Маргарита до небес превозносила Розу.

— Ты еще увидишь Лео в креслице, — сказала она ей. — Ей-богу, увидишь.

— Маргарита, — сказала Роза. — Столько есть радостей, которых мы заранее не можем себе, представить. Думаем, нам будет тяжко и невыносимо, а потом оказывается — нам только того и надо.

— Роза, — сказала Маргарита. — Не нравится мне то, что ты говоришь.

— Маргарита, — сказала Роза.

— Но кто тебя знает, может, ты и права.

После чая Марк ушел. Тут он и наткнулся на Оле, сидевшего за книгой в комнате Лео. Оле бросил несколько дружелюбных звуков вслед проходившему за Маргаритой Марку.

Когда он стоял в дверях и прощался, она опять увидела святость, стремительность, всеготовность и взгляд, недальний и неблизкий.

— Привет горе Синайской, — сказала она и отступила на шаг.

Он, полуобернувшись, посмотрел ей в лицо.

— Спасибо, — сказал он. Таким он ей нравился. Он отступал по кафелю, кривой от рюкзака.

«Борода мала», — подумала она.

А Франк сейчас на пути к дому.

Глава 9НАКАНУНЕ

Несколько месяцев пролежав без сознания в больнице после автомобильной катастрофы, Лео Грей начинает поправляться. Его уже возят в кресле. Возможно, будут еще успехи. Возможно, он научится объясняться на пальцах. Возможно, он научится плавать.

В один из последних дней мая Лео Грея вывезли на больничную террасу.
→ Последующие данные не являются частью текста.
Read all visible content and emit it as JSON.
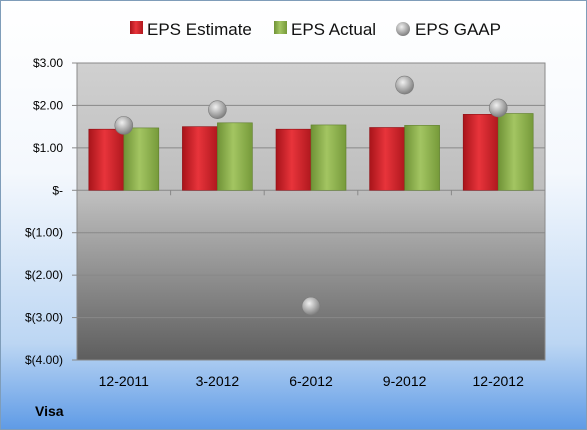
{
  "chart_data": {
    "type": "bar",
    "categories": [
      "12-2011",
      "3-2012",
      "6-2012",
      "9-2012",
      "12-2012"
    ],
    "series": [
      {
        "name": "EPS Estimate",
        "kind": "bar",
        "color": "#cc2127",
        "values": [
          1.44,
          1.5,
          1.44,
          1.48,
          1.79
        ]
      },
      {
        "name": "EPS Actual",
        "kind": "bar",
        "color": "#8cb04a",
        "values": [
          1.47,
          1.59,
          1.54,
          1.53,
          1.81
        ]
      },
      {
        "name": "EPS GAAP",
        "kind": "scatter",
        "color": "#a9a9a9",
        "values": [
          1.53,
          1.9,
          -2.73,
          2.48,
          1.94
        ]
      }
    ],
    "yticks": [
      "$3.00",
      "$2.00",
      "$1.00",
      "$-",
      "$(1.00)",
      "$(2.00)",
      "$(3.00)",
      "$(4.00)"
    ],
    "ylim": [
      -4,
      3
    ],
    "legend_position": "top"
  },
  "company": "Visa"
}
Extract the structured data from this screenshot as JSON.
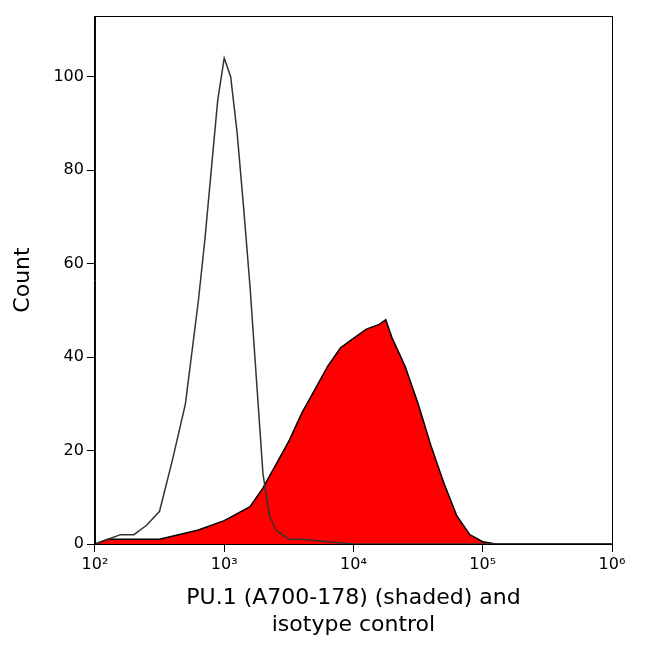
{
  "chart_data": {
    "type": "line",
    "xlabel": [
      "PU.1 (A700-178) (shaded) and",
      "isotype control"
    ],
    "ylabel": "Count",
    "log": "x",
    "grid": false,
    "xlim": [
      100,
      1000000
    ],
    "xticks": [
      {
        "value": 100,
        "label": "10²"
      },
      {
        "value": 1000,
        "label": "10³"
      },
      {
        "value": 10000,
        "label": "10⁴"
      },
      {
        "value": 100000,
        "label": "10⁵"
      },
      {
        "value": 1000000,
        "label": "10⁶"
      }
    ],
    "ylim": [
      0,
      113
    ],
    "yticks": [
      0,
      20,
      40,
      60,
      80,
      100
    ],
    "series": [
      {
        "type": "line",
        "color": "#333333",
        "x": [
          100,
          126,
          158,
          200,
          251,
          316,
          398,
          501,
          631,
          708,
          794,
          891,
          1000,
          1122,
          1259,
          1413,
          1585,
          1778,
          1995,
          2239,
          2512,
          3162,
          3981,
          6310,
          10000,
          100000,
          1000000
        ],
        "values": [
          0,
          1,
          2,
          2,
          4,
          7,
          18,
          30,
          52,
          65,
          80,
          95,
          104,
          100,
          88,
          72,
          55,
          35,
          15,
          6,
          3,
          1,
          1,
          0.5,
          0,
          0,
          0
        ]
      },
      {
        "type": "area",
        "color": "#ff0000",
        "x": [
          100,
          126,
          316,
          631,
          1000,
          1585,
          1995,
          2512,
          3162,
          3981,
          5012,
          6310,
          7943,
          10000,
          12589,
          15849,
          17783,
          19953,
          25119,
          31623,
          39811,
          50119,
          63096,
          79433,
          100000,
          125893,
          1000000
        ],
        "values": [
          0,
          1,
          1,
          3,
          5,
          8,
          12,
          17,
          22,
          28,
          33,
          38,
          42,
          44,
          46,
          47,
          48,
          44,
          38,
          30,
          21,
          13,
          6,
          2,
          0.5,
          0,
          0
        ]
      }
    ]
  }
}
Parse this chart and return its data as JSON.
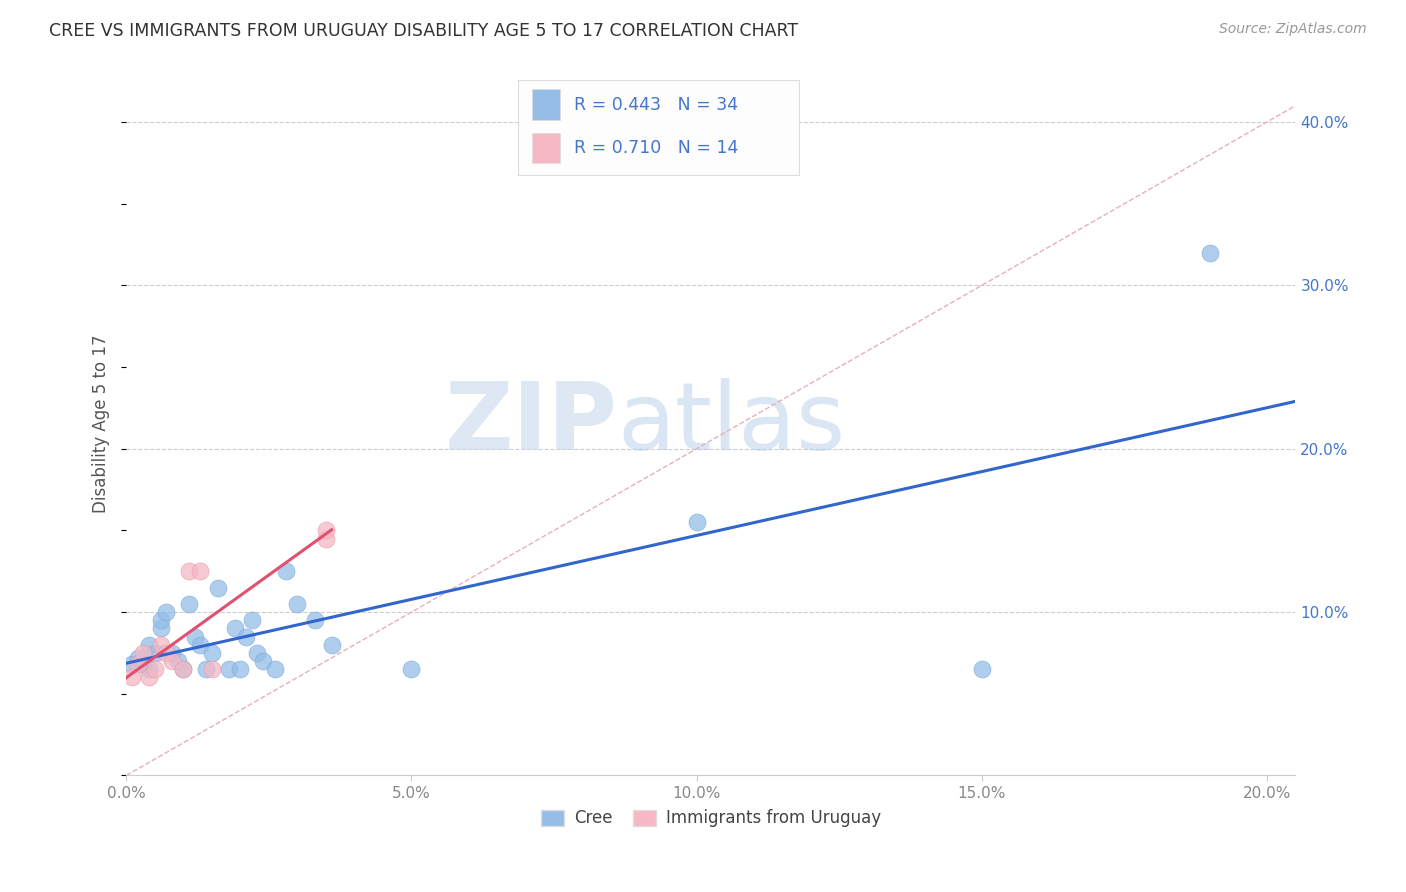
{
  "title": "CREE VS IMMIGRANTS FROM URUGUAY DISABILITY AGE 5 TO 17 CORRELATION CHART",
  "source": "Source: ZipAtlas.com",
  "ylabel": "Disability Age 5 to 17",
  "xlim": [
    0.0,
    0.205
  ],
  "ylim": [
    0.0,
    0.43
  ],
  "xticks": [
    0.0,
    0.05,
    0.1,
    0.15,
    0.2
  ],
  "xtick_labels": [
    "0.0%",
    "5.0%",
    "10.0%",
    "15.0%",
    "20.0%"
  ],
  "yticks": [
    0.0,
    0.1,
    0.2,
    0.3,
    0.4
  ],
  "ytick_labels": [
    "",
    "10.0%",
    "20.0%",
    "30.0%",
    "40.0%"
  ],
  "background_color": "#ffffff",
  "grid_color": "#cccccc",
  "cree_color": "#94bde8",
  "cree_edge_color": "#7aaad8",
  "uruguay_color": "#f5b8c4",
  "uruguay_edge_color": "#e898a8",
  "cree_line_color": "#3366cc",
  "uruguay_line_color": "#e05070",
  "diagonal_color": "#e8b0b8",
  "R_cree": 0.443,
  "N_cree": 34,
  "R_uruguay": 0.71,
  "N_uruguay": 14,
  "cree_label": "Cree",
  "uruguay_label": "Immigrants from Uruguay",
  "watermark_zip": "ZIP",
  "watermark_atlas": "atlas",
  "cree_x": [
    0.001,
    0.002,
    0.003,
    0.004,
    0.004,
    0.005,
    0.006,
    0.006,
    0.007,
    0.008,
    0.009,
    0.01,
    0.011,
    0.012,
    0.013,
    0.014,
    0.015,
    0.016,
    0.018,
    0.019,
    0.02,
    0.021,
    0.022,
    0.023,
    0.024,
    0.026,
    0.028,
    0.03,
    0.033,
    0.036,
    0.05,
    0.1,
    0.15,
    0.19
  ],
  "cree_y": [
    0.068,
    0.072,
    0.068,
    0.08,
    0.065,
    0.075,
    0.09,
    0.095,
    0.1,
    0.075,
    0.07,
    0.065,
    0.105,
    0.085,
    0.08,
    0.065,
    0.075,
    0.115,
    0.065,
    0.09,
    0.065,
    0.085,
    0.095,
    0.075,
    0.07,
    0.065,
    0.125,
    0.105,
    0.095,
    0.08,
    0.065,
    0.155,
    0.065,
    0.32
  ],
  "uruguay_x": [
    0.001,
    0.002,
    0.003,
    0.004,
    0.005,
    0.006,
    0.007,
    0.008,
    0.01,
    0.011,
    0.013,
    0.015,
    0.035,
    0.035
  ],
  "uruguay_y": [
    0.06,
    0.068,
    0.075,
    0.06,
    0.065,
    0.08,
    0.075,
    0.07,
    0.065,
    0.125,
    0.125,
    0.065,
    0.145,
    0.15
  ],
  "legend_border_color": "#dddddd",
  "ytick_color": "#4477cc",
  "xtick_color": "#888888",
  "title_color": "#333333",
  "ylabel_color": "#555555",
  "source_color": "#999999"
}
Февраль со скверной, какой не упомнят старожилы, самой скверной за столетие погодой и с щедрейшими в столетии прогнозами прошел без перемен. Всякий раз, когда приходила Маргарита, голова Лео лежала все в том же положении, словно ее боялись трогать. Только губы, больше кривясь либо взбухая, выражали то печаль, то покой. Состояние, как говорила старшая сестра, было без перемен. Немногим пространней объяснялся главный врач. Вопрос о почках, как и следовало ожидать, разрешился улыбкой и замечанием о том, что надо надеяться на лучшее. Весь февраль подле постели настойчиво пахло цветами от старых друзей, от коллег, и неизменно первой кидалась в глаза Маргарите темно-красная роза. Ту женщину, она выяснила, звали Эрна.

К середине марта Лео вдруг открыл глаза, он, оказывается, уже и раньше открывал их, сиделка замечала, но тут открыл глаза и издал слабый звук.

И это уже не было «состоянием без перемен». Все внимание персонала сосредоточилось на Лео. Прибавилось аппаратов, усилился уход, и, окажись в подобном случае полезным джаз-оркестр, его б незамедлительно наняли воскрешать полупокойника.